Cuisine facile pour protéger sa santé

 

Ce que vous allez lire là, je sais, je l’ai déjà dit sur ce blog il n’y a pas si longtemps, vraiment je radote, mais c’est plus fort que moi 😉 : Depuis 25 ans que je m’intéresse de près à l’alimentation saine, j’en ai vu passer des choses… Des modes, des vagues, des régimes « miracles » (surtout « miraculeux » par leur capacité à nous faire prendre du poids tout en mourant de faim…), des diètes hallucinantes censées nous faire maigrir et/ou péter la forme… J’ai vu passer des adeptes du macrobiotisme, de l’hygiénisme, du végétalisme, de la diète hyper-protéinée, du crudivorisme, du régime Dunkan, du régime Tahiti (qui ne consiste pas à se nourrir de gel douche, mais juste de fruits et de poissons), du cartonisme (qui ne consiste pas à se nourrir de carton, mais à suivre les préconisations d’un certain Dr Carton), du Slim Fast (qui ne consiste pas à maigrir vite,  mais plutôt à grossir fastueusement), et j’en passe, et (pas) des meilleures.
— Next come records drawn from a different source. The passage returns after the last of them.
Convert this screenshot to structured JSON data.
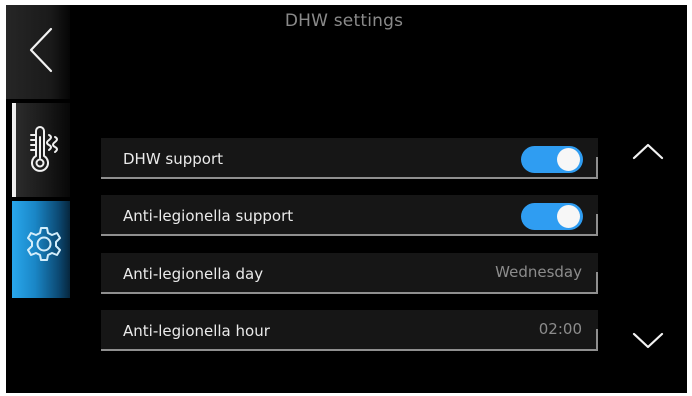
{
  "header": {
    "title": "DHW settings"
  },
  "nav": {
    "back_icon": "chevron-left-icon",
    "tabs": [
      {
        "icon": "thermometer-heat-icon",
        "active": false
      },
      {
        "icon": "gear-icon",
        "active": true
      }
    ]
  },
  "settings": [
    {
      "label": "DHW support",
      "type": "toggle",
      "on": true
    },
    {
      "label": "Anti-legionella support",
      "type": "toggle",
      "on": true
    },
    {
      "label": "Anti-legionella day",
      "type": "value",
      "value": "Wednesday"
    },
    {
      "label": "Anti-legionella hour",
      "type": "value",
      "value": "02:00"
    }
  ],
  "scroll": {
    "up_icon": "chevron-up-icon",
    "down_icon": "chevron-down-icon"
  },
  "colors": {
    "background": "#000000",
    "accent": "#2f9df2",
    "active_tab": "#1a86c6",
    "title_text": "#8a8a8a",
    "row_text": "#eaeaea",
    "value_text": "#8c8c8c",
    "row_background": "#161616",
    "row_border": "#8f8f8f"
  }
}
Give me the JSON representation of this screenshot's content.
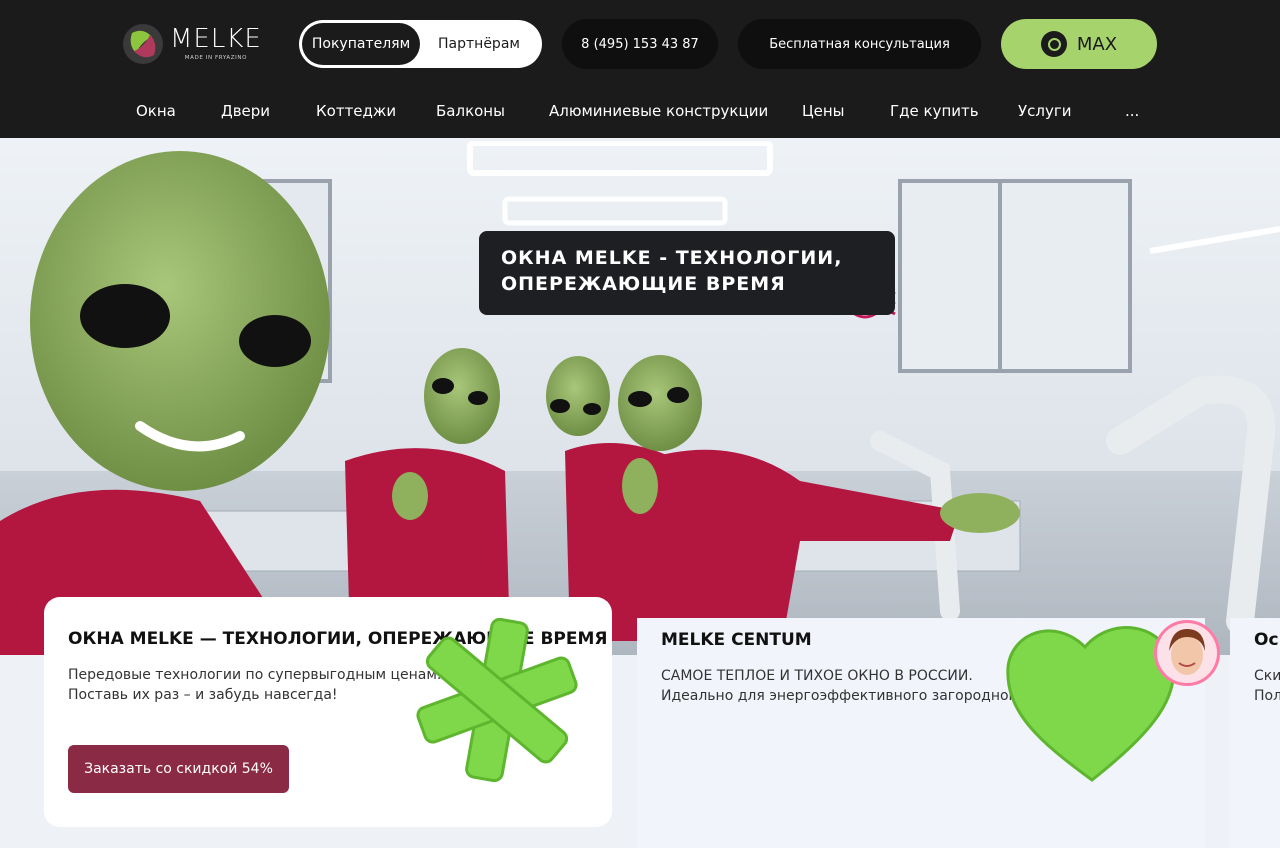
{
  "header": {
    "logo": {
      "word": "MELKE",
      "sub": "MADE IN FRYAZINO"
    },
    "audience_toggle": [
      {
        "label": "Покупателям",
        "active": true
      },
      {
        "label": "Партнёрам",
        "active": false
      }
    ],
    "phone": "8 (495) 153 43 87",
    "consult_label": "Бесплатная консультация",
    "max_label": "MAX",
    "colors": {
      "background": "#1b1b1b",
      "accent_green": "#a6d36b"
    }
  },
  "nav": [
    "Окна",
    "Двери",
    "Коттеджи",
    "Балконы",
    "Алюминиевые конструкции",
    "Цены",
    "Где купить",
    "Услуги",
    "..."
  ],
  "hero": {
    "badge_line1": "ОКНА MELKE - ТЕХНОЛОГИИ,",
    "badge_line2": "ОПЕРЕЖАЮЩИЕ ВРЕМЯ"
  },
  "cards": [
    {
      "title": "ОКНА MELKE — ТЕХНОЛОГИИ, ОПЕРЕЖАЮЩИЕ ВРЕМЯ",
      "line1": "Передовые технологии по супервыгодным ценам.",
      "line2": "Поставь их раз – и забудь навсегда!",
      "button": "Заказать со скидкой 54%"
    },
    {
      "title": "MELKE CENTUM",
      "line1": "САМОЕ ТЕПЛОЕ И ТИХОЕ ОКНО В РОССИИ.",
      "line2": "Идеально для энергоэффективного загородного строительства."
    },
    {
      "title": "Ос",
      "line1": "Ски",
      "line2": "Пол"
    }
  ],
  "colors": {
    "button_primary": "#8b2a44",
    "shape_green": "#7fd84a"
  }
}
Heureusement, je n’ai pas suivi tous ces aventuriers, ces Indiana Jones de la bouffe partis défricher des terres inconnues (et pas très hospitalières), j’aimais trop les bonnes choses pour ça ;)… Mais, parce que j’étais quand même un peu « arrondie » sur les bords, j’ai hélas donné de la tête dans deux ou trois trucs un peu idiots, jusqu’à la découverte du principe des indices glycémiques. Ça, au moins, c’est du sérieux, de l’efficace, de l’équilibré, du varié, du sans danger : Quand on privilégie au quotidien les aliments à IG bas, oui, on mincit vraiment, oui, on prend grand soin de sa santé, oui, on a une alimentation variée, et oui, on mange à sa faim, on peut même se ré-ga-ler ! Et on sait que c’est prudent, raisonnable, sûr, car manger à IG bas (donc, des légumineuses, des céréales non raffinées, très peu de sucre, etc.) c’est ainsi que se nourrissent nos ancêtres depuis des lustres, en fait, depuis les gaulois et même avant (la plancha de mammouth aux baies de la forêt, c’était déjà un chouette menu à IG bas). On a donc un peu de recul sur ce coup là 😉

Mais il existe une autre chose sur laquelle nous avons aussi beaucoup, beaucoup de recul pour bien juger de ses bienfaits… c’est l’alimentation méditerranéenne. On ne compte plus les études sérieuses qui établissent ce fait : les populations ne nourrissant sur le modèle dit « méditerranéen » (le VRAI modèle ancestrale, pas la mono-cure de tiramisu !) ont une bien meilleure santé, que cela soit au niveau cardiovasculaire, mais aussi vis à vis du diabète, du surpoids, des risques de cancer, etc.

Vais-je donc retourner ma veste, et abandonner l’alimentation à IG bas pour me lancer dans le modèle méditerranéen. Ben, en fait, pas du tout.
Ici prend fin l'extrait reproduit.